陆铮浑身是灰,那件昂贵的白衬衫因为撕扯而敞开,露出胸口那道从左肩贯穿到右腹的狰狞刀疤——那是越战时期留下的勋章。
他的左腿上打着冰冷的金属支架,四根钢钉刺入皮肉,在阴影里看去,像个半人半机械的怪物。
听到陌生男人的声音,陆铮本能地进入了战斗状态。
他没有去拿拐杖,而是单手撑着流理台,右手反握那把长达三十公分的十字螺丝刀,身体微微前倾,呈现出一种极其危险的攻击姿态。

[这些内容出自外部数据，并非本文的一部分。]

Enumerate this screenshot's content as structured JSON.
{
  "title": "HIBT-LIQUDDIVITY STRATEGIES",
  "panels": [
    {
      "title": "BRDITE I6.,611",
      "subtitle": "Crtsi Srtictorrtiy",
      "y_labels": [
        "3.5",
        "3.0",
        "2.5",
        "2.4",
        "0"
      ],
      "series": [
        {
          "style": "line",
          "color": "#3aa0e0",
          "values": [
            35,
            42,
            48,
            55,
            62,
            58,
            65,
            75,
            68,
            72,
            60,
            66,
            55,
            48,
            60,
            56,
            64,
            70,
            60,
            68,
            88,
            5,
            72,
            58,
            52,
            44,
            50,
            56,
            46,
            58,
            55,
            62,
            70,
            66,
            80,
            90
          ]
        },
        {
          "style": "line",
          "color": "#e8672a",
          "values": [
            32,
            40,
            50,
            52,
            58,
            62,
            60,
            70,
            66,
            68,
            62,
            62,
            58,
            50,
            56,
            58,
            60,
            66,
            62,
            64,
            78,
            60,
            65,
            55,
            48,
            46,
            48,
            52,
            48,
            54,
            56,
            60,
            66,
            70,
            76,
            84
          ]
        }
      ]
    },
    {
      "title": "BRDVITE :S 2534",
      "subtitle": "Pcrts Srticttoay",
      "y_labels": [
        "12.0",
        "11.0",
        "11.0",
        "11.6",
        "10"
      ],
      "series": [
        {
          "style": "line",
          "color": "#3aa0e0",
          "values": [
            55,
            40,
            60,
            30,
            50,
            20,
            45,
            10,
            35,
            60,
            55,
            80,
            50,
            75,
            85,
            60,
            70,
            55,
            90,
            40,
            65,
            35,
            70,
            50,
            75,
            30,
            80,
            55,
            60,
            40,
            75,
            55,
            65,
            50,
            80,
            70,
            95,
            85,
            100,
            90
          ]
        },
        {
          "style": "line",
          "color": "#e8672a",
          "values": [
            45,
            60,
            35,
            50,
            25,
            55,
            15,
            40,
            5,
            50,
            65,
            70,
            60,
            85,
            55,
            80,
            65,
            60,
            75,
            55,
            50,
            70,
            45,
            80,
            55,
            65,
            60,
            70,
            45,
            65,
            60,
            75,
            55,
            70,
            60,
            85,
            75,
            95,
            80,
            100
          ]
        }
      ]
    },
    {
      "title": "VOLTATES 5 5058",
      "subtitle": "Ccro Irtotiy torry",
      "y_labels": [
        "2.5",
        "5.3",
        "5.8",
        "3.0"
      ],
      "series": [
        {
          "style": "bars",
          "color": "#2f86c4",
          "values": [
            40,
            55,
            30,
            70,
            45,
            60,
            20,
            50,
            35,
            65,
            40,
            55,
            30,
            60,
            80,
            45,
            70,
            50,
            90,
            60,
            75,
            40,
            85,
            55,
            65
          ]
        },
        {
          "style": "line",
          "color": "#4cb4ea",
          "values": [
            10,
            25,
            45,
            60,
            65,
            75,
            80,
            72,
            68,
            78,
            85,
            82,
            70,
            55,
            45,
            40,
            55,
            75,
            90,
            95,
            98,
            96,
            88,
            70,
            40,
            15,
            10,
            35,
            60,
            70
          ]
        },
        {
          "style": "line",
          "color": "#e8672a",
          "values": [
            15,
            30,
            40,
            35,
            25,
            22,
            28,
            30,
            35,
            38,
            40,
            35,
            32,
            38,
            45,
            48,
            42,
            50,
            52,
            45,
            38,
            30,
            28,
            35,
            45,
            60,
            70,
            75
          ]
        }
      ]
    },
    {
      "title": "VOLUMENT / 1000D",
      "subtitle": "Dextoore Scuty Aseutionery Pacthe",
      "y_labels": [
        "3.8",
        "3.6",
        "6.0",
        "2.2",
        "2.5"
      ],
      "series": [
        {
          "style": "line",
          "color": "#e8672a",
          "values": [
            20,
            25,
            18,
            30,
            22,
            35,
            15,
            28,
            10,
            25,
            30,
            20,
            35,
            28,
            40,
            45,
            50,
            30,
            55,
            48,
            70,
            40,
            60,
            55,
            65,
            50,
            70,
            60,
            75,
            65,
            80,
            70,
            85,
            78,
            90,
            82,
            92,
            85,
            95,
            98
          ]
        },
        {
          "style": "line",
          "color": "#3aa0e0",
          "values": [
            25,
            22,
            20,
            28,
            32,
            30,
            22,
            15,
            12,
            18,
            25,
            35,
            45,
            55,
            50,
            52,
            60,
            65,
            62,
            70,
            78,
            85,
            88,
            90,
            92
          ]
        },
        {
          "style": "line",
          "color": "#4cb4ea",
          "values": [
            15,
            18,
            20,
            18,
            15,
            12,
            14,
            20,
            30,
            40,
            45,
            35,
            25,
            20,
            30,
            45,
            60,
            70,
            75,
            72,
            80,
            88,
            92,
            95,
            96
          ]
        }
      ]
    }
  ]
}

那双深邃的眼睛,此刻没有半点属于人类的温度,像丛林里的孤狼锁定了猎物,死死钉在汉斯身上。
杀气。
那是真正见过血、杀过人,从死人堆里爬出来的恶鬼才有的杀气。
汉斯是个退伍军人,虽然只是个管后勤的,但他太熟悉这种眼神了。
这根本不是普通人,这是杀人机器!
“你……你是谁?!”
汉斯吓得手一抖,篮子里的酸黄瓜罐头“咣当”一声砸在地板上,玻璃碎了一地,酸水横流。
陆铮听不懂德语,但这不妨碍他判断局势。
这个汉堡国佬有钥匙,不敲门,眼神猥琐,语气轻浮。
这就是入侵者。
是必须清除的威胁。
陆铮拖着沉重的伤腿,往前挪了一步。
金属支架在木地板上划出一声刺耳的摩擦音,听得人牙酸。
他手中的螺丝刀在指间灵巧地转了一个刀花,最后刀尖稳稳地指向汉斯的咽喉。
动作行云流水,快得让人看不清。
“滚出去。”
陆铮从喉咙深处挤出三个字。
是中文,低沉,沙哑,带着不容置疑的命令。
汉斯虽然听不懂,但那股扑面而来的压迫感让他头皮发麻。
他看着那个步步逼近的残疾男人,看着那把在昏暗光线下泛着寒光的螺丝刀,仿佛下一秒那玩意儿就会插进自己的眼眶。
“疯子……你是疯子!”
汉斯背靠着墙壁,双腿发软,冷汗顺着鬓角往下流。
“我要报警!”
“我要叫警察!”
陆铮眯了眯眼,正准备用更直接的方式让这个聒噪的汉堡国佬闭嘴——比如卸掉他的下巴。
“砰!”
公寓大门再次被推开。
苏云晚气喘吁吁地冲了进来。
她走到楼下才发现落了一份关于西门子二期工程的绝密文件,不得不折返。
一进门,她就看到了这剑拔弩张的一幕。
满地狼藉的酸黄瓜,贴在墙角瑟瑟发抖的汉斯,以及……站在厨房门口,浑身脏兮兮、手里握着螺丝刀、像头护食的猛兽一样的陆铮。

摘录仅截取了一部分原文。